You’ll provide the log-in credentials in the same settings.xml maven file in ~/.m2 directory. If you don’t want to provide the actual username and password, log in to your account at https://oss.sonatype.org. In the top right corner click Log-In, then click your username and select Profile. On the new screen there’s a dropdown with two choices: Summary and User Token. Select the user token, it will give you the info. In the settings.xml file add:

  <servers>
    <server>
      <id>ossrh</id>
      <username>user-name-token</username>
      <password>password-for-token</password>
    </server>
  </servers>

Satisfying requirements to pass all checks upon submission to Sonatype

There’s a lot of meta-info required to satisfy all the requirements. As you will be using the same groupId for all your artifacts, it’s easier to put all the extra information to a parent POM. You can find an example parent project here: https://github.com/chhh/sonatype-ossrh-parent. This project consists only of the POM file, specifying the credentials, basic info and publishing locations. It adds some to the release target as well.

It’s ok to just clone that repo and change the information to what you like. You will set this POM as the <parent> of the projects you wish to publish to Central. As it will be the parent POM, anyone who will want to build your artifacts will need to have that POM, so the first thing is to publish this project to Central by itself.
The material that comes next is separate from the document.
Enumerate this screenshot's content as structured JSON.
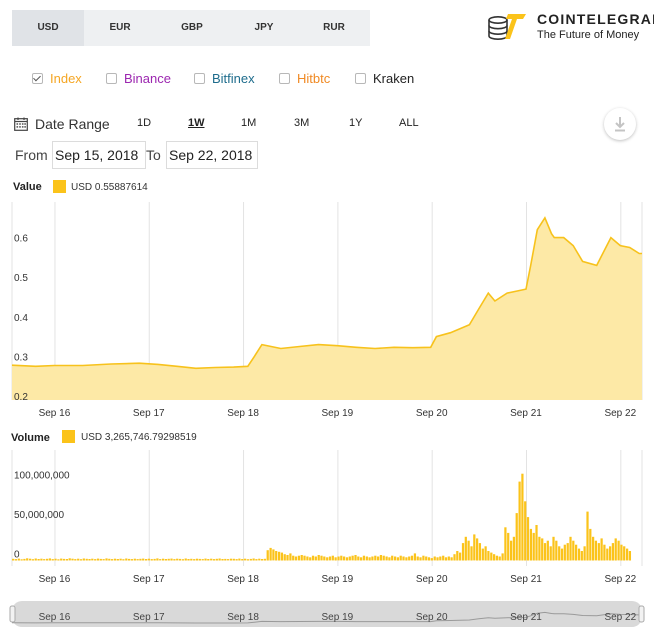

Publishing parent POM project to Central

We’ll be using maven-release plugin. Make sure that:

  • You have SCM information configured.
  • In this parent POM you set the version to something like 0.1-SNAPSHOT.

The release plugin will use that information to create the build. It will remove the SNAPSHOT part, build the project, create a new tag in SCM, push everything to remote, bump up the version in POM and re-add SNAPSHOT back to it. Now execute: mvn release:prepare mvn release:perform If you encounter any problems with release:perform you can always do mvn release:rollback to undo any changes done by release:prepare.

Publishing the project to Central

In your actual project set the parent:

<parent>
    <groupId>com.github.chhh</groupId>
    <artifactId>sonatype-ossrh-parent</artifactId>
    <version>0.1</version>
    <relativePath>../sonatype-ossrh</relativePath>
</parent>

Notice how we used relativePath to give maven a hint at where to search for this POM. The parent project was resiging in a sibling directory next to the project directory in this case. Otherwise the POM would have to be in the parent directory of your project.